New Map Chronicles Three Decades of Surface Mining in Central Appalachia – by Jason Daley (Smithsonian Magazine – August 1, 2018)

https://www.smithsonianmag.com/

Coal mining in Appalachia may bring to mind the archetypal soot-covered miner working deep underground. But in the last 30 years, a big percentage of coal mining has been done under the sun. Surface mining and a technique dubbed “mountaintop removal” have been controversial from the start for their use of explosives and heavy equipment to dig through soil and bedrock to get at coal seams from above.

Yet information about where and how much of this mining has taken place has been hard to come by. Now, reports Yessenia Funes at Earther, researchers have created a new mapping tool to quantify the impacts of surface mining in Appalachia.

Researchers from Duke University and the environmental nonprofits SkyTruth and Appalachian Voices used new web-based mapping tools and Landsat satellite imagery to study land use in the Appalachian coal belt over the last 31 years. They found that since the 1970s, surface mining has impacted 7.1 percent of central Appalachia.
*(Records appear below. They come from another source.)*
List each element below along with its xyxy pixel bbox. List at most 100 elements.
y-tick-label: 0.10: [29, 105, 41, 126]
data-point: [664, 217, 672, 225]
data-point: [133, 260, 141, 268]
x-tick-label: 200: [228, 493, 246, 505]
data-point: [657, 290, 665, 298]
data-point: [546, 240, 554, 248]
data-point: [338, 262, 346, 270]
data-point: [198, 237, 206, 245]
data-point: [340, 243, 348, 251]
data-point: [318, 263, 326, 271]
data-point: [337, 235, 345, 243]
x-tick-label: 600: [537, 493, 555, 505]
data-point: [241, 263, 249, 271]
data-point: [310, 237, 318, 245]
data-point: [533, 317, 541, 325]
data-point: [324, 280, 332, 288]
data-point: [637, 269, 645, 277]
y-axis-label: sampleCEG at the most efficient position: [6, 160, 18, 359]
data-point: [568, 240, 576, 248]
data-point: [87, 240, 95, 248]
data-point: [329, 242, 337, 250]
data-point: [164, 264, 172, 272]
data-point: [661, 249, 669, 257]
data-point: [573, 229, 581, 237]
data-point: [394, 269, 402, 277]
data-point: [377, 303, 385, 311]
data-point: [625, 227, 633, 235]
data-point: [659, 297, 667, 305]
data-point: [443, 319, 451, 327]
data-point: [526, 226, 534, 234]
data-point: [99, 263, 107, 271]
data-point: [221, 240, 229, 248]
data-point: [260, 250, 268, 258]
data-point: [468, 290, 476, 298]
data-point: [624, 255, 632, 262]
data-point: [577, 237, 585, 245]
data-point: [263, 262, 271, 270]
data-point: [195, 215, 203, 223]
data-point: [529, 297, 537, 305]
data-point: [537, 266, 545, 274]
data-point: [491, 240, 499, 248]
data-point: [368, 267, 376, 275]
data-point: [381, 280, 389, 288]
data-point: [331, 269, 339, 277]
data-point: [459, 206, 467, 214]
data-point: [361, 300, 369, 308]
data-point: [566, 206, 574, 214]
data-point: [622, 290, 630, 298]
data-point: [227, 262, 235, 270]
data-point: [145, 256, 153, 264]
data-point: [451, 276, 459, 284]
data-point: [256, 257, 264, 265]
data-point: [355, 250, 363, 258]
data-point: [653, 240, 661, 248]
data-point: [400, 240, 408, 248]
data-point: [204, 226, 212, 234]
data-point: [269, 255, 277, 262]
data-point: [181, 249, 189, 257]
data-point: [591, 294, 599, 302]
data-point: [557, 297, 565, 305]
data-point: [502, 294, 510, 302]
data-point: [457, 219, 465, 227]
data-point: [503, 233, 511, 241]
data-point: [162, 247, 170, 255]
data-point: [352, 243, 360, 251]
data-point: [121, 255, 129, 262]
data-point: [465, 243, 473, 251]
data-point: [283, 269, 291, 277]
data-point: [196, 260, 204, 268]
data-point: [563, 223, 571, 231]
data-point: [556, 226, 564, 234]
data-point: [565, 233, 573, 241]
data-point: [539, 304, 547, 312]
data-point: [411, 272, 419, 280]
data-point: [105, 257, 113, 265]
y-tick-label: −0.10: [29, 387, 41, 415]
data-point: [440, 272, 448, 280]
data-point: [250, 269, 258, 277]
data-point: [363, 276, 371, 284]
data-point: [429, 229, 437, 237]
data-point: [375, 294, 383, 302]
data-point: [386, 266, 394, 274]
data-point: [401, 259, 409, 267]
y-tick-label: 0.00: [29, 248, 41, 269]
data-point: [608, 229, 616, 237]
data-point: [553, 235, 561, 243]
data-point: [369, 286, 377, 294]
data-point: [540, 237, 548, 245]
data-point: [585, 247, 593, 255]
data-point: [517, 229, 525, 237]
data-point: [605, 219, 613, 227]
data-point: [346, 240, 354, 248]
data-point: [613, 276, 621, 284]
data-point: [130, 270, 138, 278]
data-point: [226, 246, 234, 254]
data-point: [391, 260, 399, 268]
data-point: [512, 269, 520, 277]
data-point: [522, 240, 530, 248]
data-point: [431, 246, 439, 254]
The research appears in the journal PLOS ONE.

To create their model, they focused on 74 counties in Kentucky, Tennessee, Virginia and West Virginia. They then analysed more than 10,000 satellite images taken of both visible and invisible light in these counties over the last three decades with a computer algorithm.

It assessed each pixel to determine the “greenness” of each 100-square-foot by 100-square-foot section of the images. The algorithm was capable of identifying any area that was not a road or city and appeared devoid of vegetation as a potential mining site, with about 83 percent accuracy.